Biomedical researcher Stephen Kingsmore is on the move. He has just taken on his new post running the new Rady Pediatric Genomics and Systems Medicine Institute, which is part of Rady Children’s Hospital in San Diego. He is leaving Children’s Mercy Hospital (CMH) in Kansas City where he founded the Center for Pediatric Genomic Medicine.
Kingsmore has also just published along with colleagues at CMH a method called STAT-seq in which the team performs whole genome sequencing and analysis in 26 hours.
As Neil Miller, CMH’s director of informatics explains, CMH is in the process of making most of the downstream characterization and interpretation software behind the STAT-seq pipeline freely available. The team also plans to make its warehouse of genetic variants available and they want to launch a software-as-a-service offering for people without IT infrastructure so that they can use these tools.
Nature Methods spoke to Kingsmore and what follows is an edited version of the conversation.
Q: To better diagnose and make treatment decisions about seriously ill babies in intensive care you have found a way to sequence whole genomes of parents and their newborn and analyze them in 26 hours. The babies might be having unexplained seizures, parents are deeply upset. Does this involve a lot of people doing the analysis? Or is much of the analysis automated? Just thinking there might be a new world of jobs opening up.
Stephen Kingsmore: The analysis and interpretation are highly automated. That being said, there will be a new world of jobs opening up as folk like us scale up to meet the needs of local populations.
There are 9 million people living in the Rady catchment area, so we foresee a need for 25,000 parent or child genomes a year! That’s a very large number of new genetic counselors.
Q: How do you validate that the genomic analysis is right, especially under these high-pressure circumstances with high stakes? Sanger sequencing?
S.K.: Yes, Sanger sequencing or other appropriate confirmatory test, depending on the type of mutation.

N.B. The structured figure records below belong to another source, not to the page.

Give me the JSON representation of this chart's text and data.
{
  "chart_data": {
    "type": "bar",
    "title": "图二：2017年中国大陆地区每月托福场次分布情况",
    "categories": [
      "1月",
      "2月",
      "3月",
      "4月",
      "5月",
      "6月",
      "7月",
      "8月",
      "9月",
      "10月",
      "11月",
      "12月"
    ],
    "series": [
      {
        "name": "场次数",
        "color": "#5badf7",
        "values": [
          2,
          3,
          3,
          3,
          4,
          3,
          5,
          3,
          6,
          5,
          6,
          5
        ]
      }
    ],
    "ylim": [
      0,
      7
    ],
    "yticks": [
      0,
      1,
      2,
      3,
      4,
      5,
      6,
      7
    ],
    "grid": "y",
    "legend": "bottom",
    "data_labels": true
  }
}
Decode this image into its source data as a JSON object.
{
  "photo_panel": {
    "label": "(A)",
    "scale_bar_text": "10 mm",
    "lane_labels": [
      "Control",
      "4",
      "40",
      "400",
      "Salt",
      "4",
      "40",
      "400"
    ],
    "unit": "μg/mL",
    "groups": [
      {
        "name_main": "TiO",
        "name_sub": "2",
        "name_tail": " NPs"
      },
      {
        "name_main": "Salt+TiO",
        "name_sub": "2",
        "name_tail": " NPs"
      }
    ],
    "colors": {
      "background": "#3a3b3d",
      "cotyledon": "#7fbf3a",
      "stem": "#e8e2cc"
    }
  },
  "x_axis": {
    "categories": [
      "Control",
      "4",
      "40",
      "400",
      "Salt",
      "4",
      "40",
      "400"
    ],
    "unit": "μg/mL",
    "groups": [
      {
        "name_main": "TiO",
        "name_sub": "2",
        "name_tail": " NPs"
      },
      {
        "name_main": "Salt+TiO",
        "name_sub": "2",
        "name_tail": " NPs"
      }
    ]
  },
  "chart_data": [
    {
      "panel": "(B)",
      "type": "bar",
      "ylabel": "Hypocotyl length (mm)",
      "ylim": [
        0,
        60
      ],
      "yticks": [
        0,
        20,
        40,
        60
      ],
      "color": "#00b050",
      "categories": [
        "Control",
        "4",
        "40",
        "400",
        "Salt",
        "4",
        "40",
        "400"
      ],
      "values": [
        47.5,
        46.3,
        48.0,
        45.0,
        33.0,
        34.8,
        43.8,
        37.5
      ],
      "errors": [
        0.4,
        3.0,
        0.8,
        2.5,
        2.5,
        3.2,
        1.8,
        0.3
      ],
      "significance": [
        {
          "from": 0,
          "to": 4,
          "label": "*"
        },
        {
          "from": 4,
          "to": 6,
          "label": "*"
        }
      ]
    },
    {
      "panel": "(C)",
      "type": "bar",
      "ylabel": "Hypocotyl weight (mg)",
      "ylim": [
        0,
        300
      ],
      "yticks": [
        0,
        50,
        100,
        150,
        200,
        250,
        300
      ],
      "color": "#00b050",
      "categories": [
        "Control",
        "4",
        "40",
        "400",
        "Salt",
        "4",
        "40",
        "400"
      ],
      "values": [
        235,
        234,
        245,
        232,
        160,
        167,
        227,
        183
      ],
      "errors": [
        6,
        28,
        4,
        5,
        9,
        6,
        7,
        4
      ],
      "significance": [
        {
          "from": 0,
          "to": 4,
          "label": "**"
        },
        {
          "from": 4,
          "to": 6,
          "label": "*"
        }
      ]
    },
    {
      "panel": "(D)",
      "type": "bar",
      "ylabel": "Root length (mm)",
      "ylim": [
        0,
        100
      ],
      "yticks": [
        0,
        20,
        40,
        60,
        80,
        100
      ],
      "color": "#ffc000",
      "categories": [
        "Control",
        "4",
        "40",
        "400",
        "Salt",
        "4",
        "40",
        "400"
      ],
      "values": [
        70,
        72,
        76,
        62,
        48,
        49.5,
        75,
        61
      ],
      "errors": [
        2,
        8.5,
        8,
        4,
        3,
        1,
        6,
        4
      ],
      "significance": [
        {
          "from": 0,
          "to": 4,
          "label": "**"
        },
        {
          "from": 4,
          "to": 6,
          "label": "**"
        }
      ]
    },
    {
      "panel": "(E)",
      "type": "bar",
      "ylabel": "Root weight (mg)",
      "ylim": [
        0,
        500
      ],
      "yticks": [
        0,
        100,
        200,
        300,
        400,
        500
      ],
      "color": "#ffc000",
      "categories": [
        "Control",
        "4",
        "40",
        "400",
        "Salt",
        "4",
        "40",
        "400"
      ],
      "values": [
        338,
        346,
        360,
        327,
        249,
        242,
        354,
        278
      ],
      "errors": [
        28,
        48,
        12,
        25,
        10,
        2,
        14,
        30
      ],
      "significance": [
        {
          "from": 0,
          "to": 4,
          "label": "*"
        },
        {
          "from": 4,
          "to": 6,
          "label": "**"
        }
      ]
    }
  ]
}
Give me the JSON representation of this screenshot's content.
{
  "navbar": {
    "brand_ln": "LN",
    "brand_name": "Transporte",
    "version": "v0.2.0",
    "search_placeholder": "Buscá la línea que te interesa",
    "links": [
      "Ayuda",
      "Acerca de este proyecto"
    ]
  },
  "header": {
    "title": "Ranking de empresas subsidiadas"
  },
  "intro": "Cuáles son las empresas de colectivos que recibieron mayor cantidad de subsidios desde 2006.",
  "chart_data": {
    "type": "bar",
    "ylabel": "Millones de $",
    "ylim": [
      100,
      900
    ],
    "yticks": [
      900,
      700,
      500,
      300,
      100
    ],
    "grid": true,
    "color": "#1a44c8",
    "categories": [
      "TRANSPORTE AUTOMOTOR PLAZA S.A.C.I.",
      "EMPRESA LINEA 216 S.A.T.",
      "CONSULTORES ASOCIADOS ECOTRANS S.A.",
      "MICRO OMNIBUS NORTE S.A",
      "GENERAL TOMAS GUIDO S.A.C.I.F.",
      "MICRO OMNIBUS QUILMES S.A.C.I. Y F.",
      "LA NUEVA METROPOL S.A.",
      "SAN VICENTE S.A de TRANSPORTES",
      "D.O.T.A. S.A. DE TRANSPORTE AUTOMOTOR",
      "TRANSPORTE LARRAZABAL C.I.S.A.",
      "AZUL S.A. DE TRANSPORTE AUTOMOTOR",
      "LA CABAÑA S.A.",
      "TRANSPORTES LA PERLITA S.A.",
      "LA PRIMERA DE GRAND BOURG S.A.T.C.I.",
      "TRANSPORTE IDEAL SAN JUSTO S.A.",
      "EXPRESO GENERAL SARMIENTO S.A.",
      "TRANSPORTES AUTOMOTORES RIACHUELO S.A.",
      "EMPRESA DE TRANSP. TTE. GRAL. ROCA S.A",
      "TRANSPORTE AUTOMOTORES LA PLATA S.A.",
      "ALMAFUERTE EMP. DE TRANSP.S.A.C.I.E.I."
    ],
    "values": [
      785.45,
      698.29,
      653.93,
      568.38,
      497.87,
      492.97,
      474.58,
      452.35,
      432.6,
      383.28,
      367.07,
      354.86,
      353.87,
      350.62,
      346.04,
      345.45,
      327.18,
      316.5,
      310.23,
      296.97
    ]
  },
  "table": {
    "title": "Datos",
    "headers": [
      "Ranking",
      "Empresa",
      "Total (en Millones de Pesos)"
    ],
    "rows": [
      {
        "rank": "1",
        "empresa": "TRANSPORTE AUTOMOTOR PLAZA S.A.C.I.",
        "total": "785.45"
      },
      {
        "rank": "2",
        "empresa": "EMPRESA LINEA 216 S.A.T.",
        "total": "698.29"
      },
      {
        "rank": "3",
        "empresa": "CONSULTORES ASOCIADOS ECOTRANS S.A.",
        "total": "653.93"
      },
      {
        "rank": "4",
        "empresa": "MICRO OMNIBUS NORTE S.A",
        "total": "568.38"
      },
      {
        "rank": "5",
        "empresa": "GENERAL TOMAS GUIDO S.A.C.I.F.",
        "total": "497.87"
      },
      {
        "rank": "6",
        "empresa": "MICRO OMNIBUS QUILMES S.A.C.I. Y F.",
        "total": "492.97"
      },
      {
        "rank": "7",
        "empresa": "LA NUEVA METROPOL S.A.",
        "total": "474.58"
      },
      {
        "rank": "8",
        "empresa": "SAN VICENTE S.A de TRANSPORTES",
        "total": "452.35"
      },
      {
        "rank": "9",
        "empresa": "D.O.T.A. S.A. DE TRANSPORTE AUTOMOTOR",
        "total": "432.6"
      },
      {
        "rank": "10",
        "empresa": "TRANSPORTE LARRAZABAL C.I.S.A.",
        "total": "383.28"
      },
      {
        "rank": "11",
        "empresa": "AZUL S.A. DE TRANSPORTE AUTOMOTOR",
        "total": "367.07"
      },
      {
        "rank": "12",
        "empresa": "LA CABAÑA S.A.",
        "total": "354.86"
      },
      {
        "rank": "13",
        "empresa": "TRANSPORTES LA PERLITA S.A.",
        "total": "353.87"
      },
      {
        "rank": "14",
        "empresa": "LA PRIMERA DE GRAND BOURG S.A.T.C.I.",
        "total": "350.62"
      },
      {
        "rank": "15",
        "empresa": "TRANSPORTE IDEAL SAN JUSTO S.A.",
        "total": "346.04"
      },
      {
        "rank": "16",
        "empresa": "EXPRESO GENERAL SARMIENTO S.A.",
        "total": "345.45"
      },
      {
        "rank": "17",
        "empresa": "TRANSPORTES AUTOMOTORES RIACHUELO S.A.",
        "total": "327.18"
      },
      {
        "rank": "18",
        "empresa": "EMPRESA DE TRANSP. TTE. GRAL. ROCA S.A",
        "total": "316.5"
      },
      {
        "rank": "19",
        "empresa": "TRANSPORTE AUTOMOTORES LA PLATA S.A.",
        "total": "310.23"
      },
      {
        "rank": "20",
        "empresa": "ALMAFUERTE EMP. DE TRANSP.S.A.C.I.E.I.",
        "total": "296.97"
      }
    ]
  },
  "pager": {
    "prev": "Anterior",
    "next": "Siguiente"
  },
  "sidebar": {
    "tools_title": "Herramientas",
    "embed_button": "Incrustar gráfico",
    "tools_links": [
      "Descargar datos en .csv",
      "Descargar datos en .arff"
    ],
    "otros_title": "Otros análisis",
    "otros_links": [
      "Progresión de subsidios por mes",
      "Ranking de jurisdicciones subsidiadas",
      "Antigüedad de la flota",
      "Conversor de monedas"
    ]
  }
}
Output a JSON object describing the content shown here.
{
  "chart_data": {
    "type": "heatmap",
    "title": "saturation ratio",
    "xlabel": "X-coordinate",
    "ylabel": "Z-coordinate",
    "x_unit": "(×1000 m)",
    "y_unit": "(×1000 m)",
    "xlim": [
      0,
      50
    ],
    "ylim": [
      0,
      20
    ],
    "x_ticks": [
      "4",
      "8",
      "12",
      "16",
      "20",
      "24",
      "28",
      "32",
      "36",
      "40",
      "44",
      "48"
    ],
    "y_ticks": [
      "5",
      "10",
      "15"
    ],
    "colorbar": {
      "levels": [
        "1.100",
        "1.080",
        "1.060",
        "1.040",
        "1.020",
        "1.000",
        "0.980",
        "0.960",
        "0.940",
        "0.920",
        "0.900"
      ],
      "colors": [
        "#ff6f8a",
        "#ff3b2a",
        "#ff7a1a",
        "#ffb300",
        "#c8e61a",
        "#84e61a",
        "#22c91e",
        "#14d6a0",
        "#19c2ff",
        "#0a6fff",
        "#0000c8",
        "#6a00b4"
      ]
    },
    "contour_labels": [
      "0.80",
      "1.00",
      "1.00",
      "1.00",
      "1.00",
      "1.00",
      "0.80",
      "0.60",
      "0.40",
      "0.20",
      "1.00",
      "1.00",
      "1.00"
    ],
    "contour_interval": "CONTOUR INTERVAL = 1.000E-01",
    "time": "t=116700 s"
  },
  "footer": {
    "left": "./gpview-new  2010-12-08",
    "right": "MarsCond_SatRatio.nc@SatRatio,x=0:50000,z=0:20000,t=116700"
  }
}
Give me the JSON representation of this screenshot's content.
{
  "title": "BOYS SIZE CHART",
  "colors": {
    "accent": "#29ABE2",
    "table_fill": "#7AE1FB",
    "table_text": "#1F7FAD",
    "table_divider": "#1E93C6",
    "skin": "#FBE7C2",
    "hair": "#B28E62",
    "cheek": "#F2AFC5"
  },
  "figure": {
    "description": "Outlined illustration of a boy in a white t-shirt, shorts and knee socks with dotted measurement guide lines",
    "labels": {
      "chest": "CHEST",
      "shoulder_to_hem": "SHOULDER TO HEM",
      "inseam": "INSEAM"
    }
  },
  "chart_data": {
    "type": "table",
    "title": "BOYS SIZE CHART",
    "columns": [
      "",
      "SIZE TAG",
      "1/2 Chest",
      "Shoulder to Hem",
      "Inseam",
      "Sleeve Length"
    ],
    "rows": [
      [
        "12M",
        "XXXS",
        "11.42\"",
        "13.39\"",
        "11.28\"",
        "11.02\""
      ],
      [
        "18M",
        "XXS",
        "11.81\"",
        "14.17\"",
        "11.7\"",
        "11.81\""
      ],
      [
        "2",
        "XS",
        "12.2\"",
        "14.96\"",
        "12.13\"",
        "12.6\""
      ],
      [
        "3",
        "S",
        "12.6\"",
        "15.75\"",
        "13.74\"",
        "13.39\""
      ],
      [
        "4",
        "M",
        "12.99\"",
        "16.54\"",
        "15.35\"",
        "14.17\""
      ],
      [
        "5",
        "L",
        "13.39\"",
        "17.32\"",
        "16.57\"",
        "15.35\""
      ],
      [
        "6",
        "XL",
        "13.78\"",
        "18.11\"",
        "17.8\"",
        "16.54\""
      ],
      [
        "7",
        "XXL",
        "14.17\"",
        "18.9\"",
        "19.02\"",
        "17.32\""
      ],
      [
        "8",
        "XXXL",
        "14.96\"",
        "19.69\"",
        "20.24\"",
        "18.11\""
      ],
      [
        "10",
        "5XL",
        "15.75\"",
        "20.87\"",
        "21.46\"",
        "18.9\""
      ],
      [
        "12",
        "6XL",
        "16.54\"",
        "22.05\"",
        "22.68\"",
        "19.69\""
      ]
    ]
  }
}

There may also be a need for functional validation, since all that Sanger does is to say that the letter code is correct – it doesn’t speak to whether the mutation is actually causing disease.
Q: Structural variants are complicated to find, making for time-consuming analysis, but they play a role in many diseases. What is needed to make them part of speedy genome analysis?
S.K.: Yes, this is a key need. We need robust, fast methods for finding structural variants genome wide. Microarrays don’t pick up small structural variants nor complex variants, like inversions.
This will be a race between longer read or longer insert whole genome sequencing and newer methods such as offerings from companies such as 10X Genomics and BioNano.
We then need to integrate the two types of variant information so we get a full picture of variations. And all of that can happen with the ease of interpretation and speed now possible for whole genome sequencing.
Q There are a number of fast computational analysis pipelines such as Churchill, SpeedSeq and now yours—is this officially a race of speed demons? One of them, Speed-Seq describes genome analysis in 13 hours. How to compare these tools, their sensitivity and specificity?
S.K.: We need a bake-off! I’m biased, but I think ours is fastest with its genome analysis that takes between one and one and a half hours. It has the highest sensitivity and specificity for nucleotide variants, and the smallest IT footprint for local implementation.
However, ours is not yet in the public domain nor yet available on a software-as-a-service basis, and does not yet have fully integrated structural variant calls. We hope to rectify these things by the end of the year.
Q: In your new study you use proprietary hardware by a company called Edico Genome; others are using open source software. Do people need to decide on belonging to the open or closed club when they want to try to implement what you are doing?
S.K.: Edico is a mix of hardware and software. The overall cost, I think, is significantly lower than traditional compute plus freeware. We are strongly focused on making freeware versions of the software described in the manuscript available by the end of the year.
That being said, there are some excellent commercial software options, and Genomics England has gone that route after their bake-off for the 100k Genome Project. So yes, people should really step back at this juncture and think critically about their needs over the next two to three years
Q: The data , particularly on childrens’ genomes is sensitive but also of great interest to researchers. How do you work out data-sharing schemes with these data?
S.K. This is a delicate balancing act. There is great value for researchers to be able to re-analyze genomes together with structured clinical data, especially where a diagnosis was not evident.
We like the secure NIH database of Genotypes and Phenotypes (dbGAP) route, which balances the need for confidentiality, even of de-identified data, with the needs of researchers and funding agencies.